Resumo: It is known since the work of Frankel that two compactly immersed minimal hypersurfaces in a manifold with positive Ricci curvature must have an intersection point. Several generalizations of this result can be found in the literature, for example in the works of Lawson, Petersen and Wilhelm, among others. In the special case of minimal hypersurfaces of S^k, we prove a stronger version of Frankel's theorem. Namely, we show that if two compact minimal hypersurfaces M_1, M_2 of S^k and a point p ∈ S^k are given, then M^1 and M^2 have an intersection point in the hemisphere with respect to p. As a corollary of this result, we give an alternative proof to Ros' two-piece property of minimal surfaces of S^3, for the general dimension case.

Título: Geometric Flows on Hypersurfaces in the Space Forms and some Applications

Resumo: In this talk we discuss geometric flows on hypersurfaces in the space forms and present few applications. First, we give a brief introduction about geometric flows. Second, we consider an inequality conjectured by Ge, Wang and Wu in 2015 for hypersurfaces in hyperbolic space. More precisely, using a geometric flow, which we call the support function flow (SFF), we give a counterexample to the conjectured inequality assuming the initial condition to be zero and that the ambient space is of dimension three. Moreover, we prove an inequality very similar to the conjectured one. Finally, we present some open problems which we believe can be solved by means of geometric flows.

Título: Stable minimal hypersurfaces in R^4

Resumo: I will explain why a two-sided stable minimal hypersurface in R^4 is flat (this is joint work with Chao Li).

Título: On the singular Q-curvature problem

Resumo: The connections between geometry and partial differential equations have been extensively studied in the last decades. In particular, some problems arising in conformal geometry, such asthe classical Yamabe problem, can be reduced to the study of PDEs with critical exponent on manifolds. More recently, the so-called Q-curvature equation, a fourth-order elliptic PDE with critical exponent, is another class of conformal equations that has drawn considerable attention by its relation with a natural concept of curvature. In this talk, I would like to discuss how fixed point methods can be helpful to study the Q-curvature equation in a singular setting, and discuss some interesting problems related to this topic.
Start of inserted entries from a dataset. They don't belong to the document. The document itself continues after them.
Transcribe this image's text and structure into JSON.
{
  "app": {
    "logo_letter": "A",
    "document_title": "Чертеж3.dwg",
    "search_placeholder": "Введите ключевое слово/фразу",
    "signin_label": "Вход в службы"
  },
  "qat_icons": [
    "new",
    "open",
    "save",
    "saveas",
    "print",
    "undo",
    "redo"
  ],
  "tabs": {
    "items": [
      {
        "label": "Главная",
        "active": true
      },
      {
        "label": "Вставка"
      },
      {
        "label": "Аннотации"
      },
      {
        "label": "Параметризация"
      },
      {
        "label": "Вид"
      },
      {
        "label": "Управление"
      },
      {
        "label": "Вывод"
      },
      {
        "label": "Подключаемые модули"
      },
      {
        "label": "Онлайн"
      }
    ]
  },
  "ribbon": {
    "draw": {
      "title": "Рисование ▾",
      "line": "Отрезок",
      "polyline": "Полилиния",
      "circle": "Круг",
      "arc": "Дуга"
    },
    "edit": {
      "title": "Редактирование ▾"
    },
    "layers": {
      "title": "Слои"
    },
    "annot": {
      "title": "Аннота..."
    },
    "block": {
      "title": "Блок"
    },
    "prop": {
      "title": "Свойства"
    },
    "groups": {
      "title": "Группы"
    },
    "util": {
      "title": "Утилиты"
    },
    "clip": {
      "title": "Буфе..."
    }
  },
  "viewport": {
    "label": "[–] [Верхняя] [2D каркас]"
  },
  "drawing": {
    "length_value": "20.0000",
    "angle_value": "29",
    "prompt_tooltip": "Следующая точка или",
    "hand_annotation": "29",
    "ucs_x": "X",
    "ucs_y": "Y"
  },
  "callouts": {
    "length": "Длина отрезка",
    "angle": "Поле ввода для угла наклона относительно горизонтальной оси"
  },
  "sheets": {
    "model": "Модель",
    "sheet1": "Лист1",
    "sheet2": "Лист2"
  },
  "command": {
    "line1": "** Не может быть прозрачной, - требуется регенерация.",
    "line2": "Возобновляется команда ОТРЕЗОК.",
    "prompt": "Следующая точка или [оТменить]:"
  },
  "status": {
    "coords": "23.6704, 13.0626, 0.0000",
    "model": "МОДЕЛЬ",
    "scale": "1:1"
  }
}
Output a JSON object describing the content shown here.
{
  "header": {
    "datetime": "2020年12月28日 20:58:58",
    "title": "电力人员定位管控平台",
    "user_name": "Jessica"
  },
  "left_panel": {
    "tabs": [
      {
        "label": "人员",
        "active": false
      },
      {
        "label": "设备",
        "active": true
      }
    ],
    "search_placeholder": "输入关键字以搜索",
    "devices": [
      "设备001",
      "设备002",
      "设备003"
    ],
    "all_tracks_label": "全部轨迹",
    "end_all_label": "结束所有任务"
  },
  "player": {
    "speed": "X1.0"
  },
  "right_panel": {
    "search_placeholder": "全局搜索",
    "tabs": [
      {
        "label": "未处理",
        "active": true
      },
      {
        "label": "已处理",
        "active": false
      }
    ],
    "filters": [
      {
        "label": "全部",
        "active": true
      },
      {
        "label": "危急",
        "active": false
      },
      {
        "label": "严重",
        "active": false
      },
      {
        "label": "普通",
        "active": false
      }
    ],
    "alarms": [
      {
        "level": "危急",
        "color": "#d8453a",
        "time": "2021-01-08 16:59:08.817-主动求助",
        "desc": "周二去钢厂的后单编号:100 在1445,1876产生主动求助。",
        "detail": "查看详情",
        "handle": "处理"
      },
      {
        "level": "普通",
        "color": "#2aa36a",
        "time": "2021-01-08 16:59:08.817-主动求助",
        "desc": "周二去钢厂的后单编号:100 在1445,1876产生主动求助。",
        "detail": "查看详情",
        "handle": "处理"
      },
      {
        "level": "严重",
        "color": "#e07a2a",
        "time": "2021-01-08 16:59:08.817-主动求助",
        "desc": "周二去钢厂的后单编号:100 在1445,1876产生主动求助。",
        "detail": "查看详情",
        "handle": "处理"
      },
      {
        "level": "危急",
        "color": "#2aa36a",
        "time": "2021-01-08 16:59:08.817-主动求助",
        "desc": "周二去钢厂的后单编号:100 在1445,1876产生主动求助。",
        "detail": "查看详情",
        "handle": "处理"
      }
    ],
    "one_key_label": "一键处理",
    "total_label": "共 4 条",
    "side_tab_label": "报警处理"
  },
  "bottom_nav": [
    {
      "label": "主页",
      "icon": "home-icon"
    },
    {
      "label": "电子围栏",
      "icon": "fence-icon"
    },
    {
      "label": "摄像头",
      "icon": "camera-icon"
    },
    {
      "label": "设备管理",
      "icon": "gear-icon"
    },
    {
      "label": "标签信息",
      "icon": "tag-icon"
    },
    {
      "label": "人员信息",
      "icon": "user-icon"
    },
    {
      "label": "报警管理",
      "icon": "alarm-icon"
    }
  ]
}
Joint work with J.H. Andrade, J. M do ́O, J. Ratzkin and A. Silva Santos.

Título: Four-dimensional gradient shrinking Ricci solitons

Resumo: In this talk, we will discuss 4-dimensional complete (not necessarily compact) gradient shrinking Ricci solitons. We will show that a 4-dimensional complete gradient shrinking Ricci soliton satisfying a pointwise condition involving either the self-dual or anti-self-dual part of the Weyl tensor is either Einstein, or a finite quotient of either the Gaussian shrinking soliton $R^4,$ or $S^3\times R$, or $S^2\times R^2.$ In addition, we will present some curvature estimates for 4-dimensional complete gradient Ricci solitons. Some open problems will also be discussed. This is a joint work with Huai-Dong Cao (Lehigh University) and Detang Zhou (UFF).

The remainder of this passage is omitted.